FMX, Europe’s most influential conference on digital entertainment successfully concluded last Friday (April 26) drawing an international audience of professionals, innovative talents and students from 46 countries.
“Thanks to its interdisciplinary focus, FMX 2013 constituted an ideal platform to bring industry, education and research together,” commented FMX managing director Niels Rinke on this year’s success.
Of note was the sobering panel discussion on the “Future of the VFX Industry,” moderated by Eric Roth (Visual Effects Society) and featuring company heads Pierre Buffin (BUF Compagnie), Mark Driscoll (LOOK Effects), Christian Vogt (Pixomondo), and Jean-Noël Portugal (jnko). Roth described the industry in a word: contradiction. The use of vfx has been growing and becoming the center of the entertainment universe as a major company like Rhythm and Hues fell apart.
The panelists agreed that the state of the visual effects industry posed many challenges and was in desperate need of new business models. Look Effects’ Driscoll said the industry was unhealthy and struggling to figure out its place.
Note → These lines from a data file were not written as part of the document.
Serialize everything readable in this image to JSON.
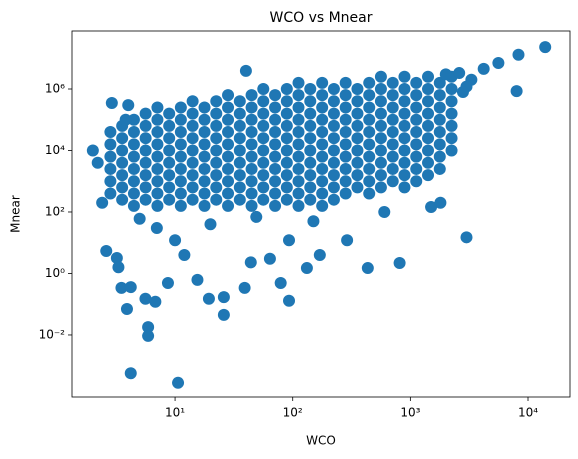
{
  "chart_data": {
    "type": "scatter",
    "title": "WCO vs Mnear",
    "x_label": "WCO",
    "y_label": "Mnear",
    "color": "#1f77b4",
    "x_log": true,
    "y_log": true,
    "xlim": [
      1.33,
      22750
    ],
    "ylim": [
      9.6e-05,
      77000000
    ],
    "xticks": [
      {
        "value": 10,
        "label": "10¹"
      },
      {
        "value": 100,
        "label": "10²"
      },
      {
        "value": 1000,
        "label": "10³"
      },
      {
        "value": 10000,
        "label": "10⁴"
      }
    ],
    "yticks": [
      {
        "value": 0.01,
        "label": "10⁻²"
      },
      {
        "value": 1,
        "label": "10⁰"
      },
      {
        "value": 100,
        "label": "10²"
      },
      {
        "value": 10000,
        "label": "10⁴"
      },
      {
        "value": 1000000,
        "label": "10⁶"
      }
    ],
    "x": [
      2.82,
      2.82,
      2.82,
      2.82,
      2.82,
      2.82,
      3.55,
      3.55,
      3.55,
      3.55,
      3.55,
      3.55,
      3.55,
      4.47,
      4.47,
      4.47,
      4.47,
      4.47,
      4.47,
      4.47,
      4.47,
      5.62,
      5.62,
      5.62,
      5.62,
      5.62,
      5.62,
      5.62,
      5.62,
      7.08,
      7.08,
      7.08,
      7.08,
      7.08,
      7.08,
      7.08,
      7.08,
      7.08,
      8.91,
      8.91,
      8.91,
      8.91,
      8.91,
      8.91,
      8.91,
      8.91,
      11.2,
      11.2,
      11.2,
      11.2,
      11.2,
      11.2,
      11.2,
      11.2,
      11.2,
      14.1,
      14.1,
      14.1,
      14.1,
      14.1,
      14.1,
      14.1,
      14.1,
      14.1,
      17.8,
      17.8,
      17.8,
      17.8,
      17.8,
      17.8,
      17.8,
      17.8,
      17.8,
      22.4,
      22.4,
      22.4,
      22.4,
      22.4,
      22.4,
      22.4,
      22.4,
      22.4,
      28.2,
      28.2,
      28.2,
      28.2,
      28.2,
      28.2,
      28.2,
      28.2,
      28.2,
      28.2,
      35.5,
      35.5,
      35.5,
      35.5,
      35.5,
      35.5,
      35.5,
      35.5,
      35.5,
      44.7,
      44.7,
      44.7,
      44.7,
      44.7,
      44.7,
      44.7,
      44.7,
      44.7,
      44.7,
      56.2,
      56.2,
      56.2,
      56.2,
      56.2,
      56.2,
      56.2,
      56.2,
      56.2,
      56.2,
      70.8,
      70.8,
      70.8,
      70.8,
      70.8,
      70.8,
      70.8,
      70.8,
      70.8,
      70.8,
      89.1,
      89.1,
      89.1,
      89.1,
      89.1,
      89.1,
      89.1,
      89.1,
      89.1,
      89.1,
      112,
      112,
      112,
      112,
      112,
      112,
      112,
      112,
      112,
      112,
      112,
      141,
      141,
      141,
      141,
      141,
      141,
      141,
      141,
      141,
      141,
      178,
      178,
      178,
      178,
      178,
      178,
      178,
      178,
      178,
      178,
      178,
      224,
      224,
      224,
      224,
      224,
      224,
      224,
      224,
      224,
      224,
      282,
      282,
      282,
      282,
      282,
      282,
      282,
      282,
      282,
      282,
      355,
      355,
      355,
      355,
      355,
      355,
      355,
      355,
      355,
      447,
      447,
      447,
      447,
      447,
      447,
      447,
      447,
      447,
      447,
      562,
      562,
      562,
      562,
      562,
      562,
      562,
      562,
      562,
      562,
      708,
      708,
      708,
      708,
      708,
      708,
      708,
      708,
      708,
      891,
      891,
      891,
      891,
      891,
      891,
      891,
      891,
      891,
      891,
      1122,
      1122,
      1122,
      1122,
      1122,
      1122,
      1122,
      1122,
      1122,
      1413,
      1413,
      1413,
      1413,
      1413,
      1413,
      1413,
      1413,
      1413,
      1778,
      1778,
      1778,
      1778,
      1778,
      1778,
      1778,
      1778,
      2239,
      2239,
      2239,
      2239,
      2239,
      2239,
      2239,
      14000,
      8300,
      5600,
      4200,
      8000,
      2600,
      40,
      2.9,
      2.0,
      2.2,
      2.4,
      2.6,
      3.2,
      3.3,
      3.5,
      3.9,
      4.2,
      5.6,
      5.9,
      5.9,
      4.2,
      10.6,
      6.8,
      8.7,
      15.5,
      19.4,
      26,
      26,
      39,
      79,
      93,
      132,
      290,
      435,
      810,
      1500,
      3000,
      49,
      10,
      12,
      64,
      170,
      93,
      44,
      4,
      3.8,
      3300,
      3000,
      2000,
      2800,
      1800,
      600,
      5,
      7,
      20,
      150
    ],
    "values": [
      398,
      1000,
      2512,
      6310,
      15849,
      39811,
      251,
      631,
      1585,
      3981,
      10000,
      25119,
      63096,
      158,
      398,
      1000,
      2512,
      6310,
      15849,
      39811,
      100000,
      251,
      631,
      1585,
      3981,
      10000,
      25119,
      63096,
      158489,
      158,
      398,
      1000,
      2512,
      6310,
      15849,
      39811,
      100000,
      251189,
      251,
      631,
      1585,
      3981,
      10000,
      25119,
      63096,
      158489,
      158,
      398,
      1000,
      2512,
      6310,
      15849,
      39811,
      100000,
      251189,
      251,
      631,
      1585,
      3981,
      10000,
      25119,
      63096,
      158489,
      398107,
      158,
      398,
      1000,
      2512,
      6310,
      15849,
      39811,
      100000,
      251189,
      251,
      631,
      1585,
      3981,
      10000,
      25119,
      63096,
      158489,
      398107,
      158,
      398,
      1000,
      2512,
      6310,
      15849,
      39811,
      100000,
      251189,
      630957,
      251,
      631,
      1585,
      3981,
      10000,
      25119,
      63096,
      158489,
      398107,
      158,
      398,
      1000,
      2512,
      6310,
      15849,
      39811,
      100000,
      251189,
      630957,
      251,
      631,
      1585,
      3981,
      10000,
      25119,
      63096,
      158489,
      398107,
      1000000,
      158,
      398,
      1000,
      2512,
      6310,
      15849,
      39811,
      100000,
      251189,
      630957,
      251,
      631,
      1585,
      3981,
      10000,
      25119,
      63096,
      158489,
      398107,
      1000000,
      158,
      398,
      1000,
      2512,
      6310,
      15849,
      39811,
      100000,
      251189,
      630957,
      1584893,
      251,
      631,
      1585,
      3981,
      10000,
      25119,
      63096,
      158489,
      398107,
      1000000,
      158,
      398,
      1000,
      2512,
      6310,
      15849,
      39811,
      100000,
      251189,
      630957,
      1584893,
      251,
      631,
      1585,
      3981,
      10000,
      25119,
      63096,
      158489,
      398107,
      1000000,
      398,
      1000,
      2512,
      6310,
      15849,
      39811,
      100000,
      251189,
      630957,
      1584893,
      631,
      1585,
      3981,
      10000,
      25119,
      63096,
      158489,
      398107,
      1000000,
      398,
      1000,
      2512,
      6310,
      15849,
      39811,
      100000,
      251189,
      630957,
      1584893,
      631,
      1585,
      3981,
      10000,
      25119,
      63096,
      158489,
      398107,
      1000000,
      2511886,
      1000,
      2512,
      6310,
      15849,
      39811,
      100000,
      251189,
      630957,
      1584893,
      631,
      1585,
      3981,
      10000,
      25119,
      63096,
      158489,
      398107,
      1000000,
      2511886,
      1000,
      2512,
      6310,
      15849,
      39811,
      100000,
      251189,
      630957,
      1584893,
      1585,
      3981,
      10000,
      25119,
      63096,
      158489,
      398107,
      1000000,
      2511886,
      2512,
      6310,
      15849,
      39811,
      100000,
      251189,
      630957,
      1584893,
      10000,
      25119,
      63096,
      158489,
      398107,
      1000000,
      2511886,
      23000000,
      13000000,
      7000000,
      4500000,
      850000,
      3300000,
      3900000,
      350000,
      10000,
      4000,
      200,
      5.4,
      3.2,
      1.6,
      0.34,
      0.07,
      0.36,
      0.15,
      0.018,
      0.0093,
      0.00057,
      0.00028,
      0.12,
      0.49,
      0.62,
      0.15,
      0.17,
      0.045,
      0.34,
      0.49,
      0.13,
      1.5,
      12,
      1.5,
      2.2,
      145,
      15,
      69,
      12,
      4,
      3,
      4,
      12,
      2.3,
      300000,
      100000,
      2000000,
      1200000,
      3000000,
      800000,
      200,
      100,
      60,
      30,
      40,
      50
    ]
  }
}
“We need to change our methods … to allow the industry to grow,” he said.
Roth raised the possibility of a trade union as a solution. The question was met with some skepticism and uneasy laughter from the group.
Pixomondo’s Vogt said a union would only work if all countries were involved.
“If there were a union, it must be on a global scale.”
Otherwise non-participating countries would undercut it.
Driscoll added, “A global union is not going to happen.” Countries would have to agree on a standard pricing mode. “It would be a monumental task.”
He went on to say what needs to happen first is changing the conversation about where vfx is placed, from service providers to creative contributors to the project—in other words, as producing partners.
Digital Domain CEO Ed Ulbrich echoed a similar perspective in his “New Business Models in the VFX Industry” keynote address. He presented a concise view as to why the current relationship between vfx companies and studios creates a hostile working environment, often due to lack of compensation for a director’s innumerable changes or if a film has been placed on hold or canceled after the company has already staffed up. Then, he called on the industry to align their interests with producers and behave as “digital production companies.” However, he added, “This is easier said than done.”
Ulbrich and the other panelists were cautiously optimistic about the industry’s future. They agreed the demand for vfx was only growing thus allowing opportunity for those willing to take it.
“We can look at this as a time of great doom and gloom or great opportunity, especially for the entrepreneur,” Ulbrich said.
Capturing the Paradigm Shift
The conference’s “paradigm shift” track included several intriguing talks from Games for Change Europe, an organization that creates and distributes social impact games that serve as educational tools about topics like ecology, human rights and oppression. Curated and hosted by Games for Change, Europe co-president Katharina Tillmanns, she described the organization’s mission as looking at games as a way to create meaning with media by engaging players through game mechanics to tell a story, inform and change behavior.
Their recently executive produced Facebook game Half the Sky Movement: The Game addresses the oppression of women in third world countries. What started as the #1 New York Times best-selling book Half the Sky: Turning Oppression into Opportunity for Women Worldwide and a critically acclaimed documentary, the game is the latest installment in the drive to raise awareness on this important topic. A charity aspect was integrated in the game, inviting players “to be a part of the solution.” The longer the game is played the more money is donated by a sponsor to aid women in developing countries.
“We aren’t necessarily good world hippies, but see games as a good tool to communicate ideas,” Tillmanns said, wryly.
Hollywood studio projects were represented in full force. Animation keynote speaker Saschka Unseld, director of the delightful new Pixar short The Blue Umbrella, previewed the film to a packed audience. The Hamburg-born artist described being inspired by the sight of a broken, discarded umbrella on the sidewalk. He stepped through the process of how to “take an idea or feeling and shape it into a film” and how story development gave “visual form to an emotion.”
Munich-Los Angeles based Trixter presented a visual effects case study for its entertaining digital character animation work on the “metal” suits for Iron Man 3, followed by Weta Digital’s case study into how its VFX contributed to the storytelling in the movie’s climatic battle sequence. Later in the week, Markus Manninen, vfx supervisor of DreamWorks’s feature The Croods, presented a behind-the-scenes look into the movie’s artistry and technical workflow.
Running commensurate with FMX was The Stuttgart Festival of Animated Film. About 1,000 of the best animated projects worldwide were featured, representing the gamut of genres. Each evening culminated in an outdoor public screening in the Schlossplatz, the town center. The unseasonably warm weather attracted over 7,000 people a night, who picnicked while watching such animated films as Tim Burton’s Frankenweenie and Aardman Animation’s The Pirates! Band of Misfits dubbed in German. It was heartening to experience the local community supporting the lively event. One ministry official said government funding of cultural arts projects like the festival were necessary. Otherwise, they would no longer exist. Too bad the U.S. government arts funding policies do not share the same approach.